Whatever the circumstances that led a young Israeli man of 21 from Beersheba to disappear in the Palestinian village of Beit Anoun in the Hebron hills Thursday afternoon, April 2, the authorities are treating his disappearance as a security incident and possible kidnapping and pulling out all the stops to find him.
Fresh in all their memories is the kidnap and murder by Hamas terrorists of three Israeli teenage boys in the same area last summer, an event which led to Israel’s last operation against Hamas in Gaza. Therefore, scores of foot soldiers have been deployed by the IDF and police to scour the area, where the villages are riddled with extgremist Hamas and Jihad Islami cells. The Palestinian Authority’s security and intelligence agencies are aiding the Shin Bet and military intelligence in the search, which is severely hampered by the dark, the rugged hill terrain, the hostility of local villagers and the fact that the missing man left his cell phone in his car.
A wide net has been spread beyond the village and intelligence assets activated to in a broad area.
It was the breakdown of the car and the absence of a tool for changing a flat tire that sent the missing man to the Palestinian Beit Anoun village in search of a tool, when he could just as quickly reached the Jewish location of Kiryat Arba.

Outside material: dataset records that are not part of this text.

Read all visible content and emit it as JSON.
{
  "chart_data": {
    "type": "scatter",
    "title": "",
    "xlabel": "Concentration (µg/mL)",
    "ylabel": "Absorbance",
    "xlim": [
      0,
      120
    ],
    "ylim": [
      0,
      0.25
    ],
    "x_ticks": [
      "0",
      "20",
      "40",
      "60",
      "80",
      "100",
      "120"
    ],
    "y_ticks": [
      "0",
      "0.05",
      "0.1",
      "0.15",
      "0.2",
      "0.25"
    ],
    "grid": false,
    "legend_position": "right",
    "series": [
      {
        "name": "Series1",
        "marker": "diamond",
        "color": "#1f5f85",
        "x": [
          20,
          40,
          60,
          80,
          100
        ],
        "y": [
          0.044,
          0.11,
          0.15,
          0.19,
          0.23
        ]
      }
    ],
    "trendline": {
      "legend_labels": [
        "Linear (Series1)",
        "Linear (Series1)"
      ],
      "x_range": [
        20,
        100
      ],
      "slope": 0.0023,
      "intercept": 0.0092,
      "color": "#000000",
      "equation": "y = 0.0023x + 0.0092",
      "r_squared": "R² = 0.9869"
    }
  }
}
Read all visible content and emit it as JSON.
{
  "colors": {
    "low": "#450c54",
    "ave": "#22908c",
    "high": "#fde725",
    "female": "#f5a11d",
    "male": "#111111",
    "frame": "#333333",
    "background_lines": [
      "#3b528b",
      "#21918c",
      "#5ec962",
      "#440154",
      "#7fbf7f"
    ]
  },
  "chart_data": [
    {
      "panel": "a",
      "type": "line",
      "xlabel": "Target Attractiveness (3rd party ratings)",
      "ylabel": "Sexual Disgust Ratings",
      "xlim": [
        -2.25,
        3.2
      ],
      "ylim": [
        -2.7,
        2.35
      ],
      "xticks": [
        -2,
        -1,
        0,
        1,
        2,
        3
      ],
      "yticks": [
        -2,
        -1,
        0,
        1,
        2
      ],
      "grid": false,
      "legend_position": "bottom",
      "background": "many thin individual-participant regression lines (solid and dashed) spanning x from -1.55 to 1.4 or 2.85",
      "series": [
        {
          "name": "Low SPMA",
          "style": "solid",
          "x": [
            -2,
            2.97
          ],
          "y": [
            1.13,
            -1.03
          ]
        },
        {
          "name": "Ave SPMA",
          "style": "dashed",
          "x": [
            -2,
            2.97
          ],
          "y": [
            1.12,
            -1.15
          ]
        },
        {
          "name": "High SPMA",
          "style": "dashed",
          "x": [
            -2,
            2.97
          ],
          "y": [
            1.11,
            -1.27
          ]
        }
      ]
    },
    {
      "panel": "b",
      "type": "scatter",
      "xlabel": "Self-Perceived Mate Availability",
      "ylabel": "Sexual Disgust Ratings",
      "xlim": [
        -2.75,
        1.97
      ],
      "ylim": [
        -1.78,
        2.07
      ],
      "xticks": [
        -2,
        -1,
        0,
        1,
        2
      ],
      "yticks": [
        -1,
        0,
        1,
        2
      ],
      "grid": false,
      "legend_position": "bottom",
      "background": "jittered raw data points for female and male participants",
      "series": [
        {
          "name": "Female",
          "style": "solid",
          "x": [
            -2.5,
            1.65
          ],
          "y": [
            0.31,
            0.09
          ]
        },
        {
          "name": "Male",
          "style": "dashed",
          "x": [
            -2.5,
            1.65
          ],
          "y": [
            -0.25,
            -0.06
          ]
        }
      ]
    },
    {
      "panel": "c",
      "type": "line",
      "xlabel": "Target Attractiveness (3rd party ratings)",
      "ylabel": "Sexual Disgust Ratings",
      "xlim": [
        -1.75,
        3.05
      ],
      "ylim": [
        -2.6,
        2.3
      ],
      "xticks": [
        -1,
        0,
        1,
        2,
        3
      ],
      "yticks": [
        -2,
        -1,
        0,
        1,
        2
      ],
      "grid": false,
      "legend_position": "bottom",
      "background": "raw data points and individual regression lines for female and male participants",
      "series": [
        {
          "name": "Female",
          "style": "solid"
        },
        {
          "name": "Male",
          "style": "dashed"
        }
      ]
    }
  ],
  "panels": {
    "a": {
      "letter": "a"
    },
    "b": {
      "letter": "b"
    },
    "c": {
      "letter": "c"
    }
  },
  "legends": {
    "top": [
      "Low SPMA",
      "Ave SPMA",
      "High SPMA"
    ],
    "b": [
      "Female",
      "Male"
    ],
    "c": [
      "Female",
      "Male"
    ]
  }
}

When he failed to return to the car, the friend with him, who was also from Beersheba, called the police. After questioning the friend and taking the circumstances into account, the police soon decided that the event itself may have originated in some criminal activity but had since deteriorated into a security issue.
They were confirmed in their suspicions by the contents of the missing man’s cell phone and cross-checking it with his friend’s instrument for clues to what brought the pair to this particular part of the West Bank and whom they had arranged to meet. Under questioning, the friend produced several conflicting answers to these questions. It is possible that the missing man was instructed to make a rendezvous in the village on some unknown errand alone and without his cell phone.
Even so, the authorities are taking no chances and treating the event as a possible kidnap by Palestinian terrorists.
IDF Chief of Staff Gady Eisenkott happened to be visiting Central Command headquarters when word of the disappearance came in. He decided to stay and keep a personal eye on the development of what was turning into a highly complicated incident.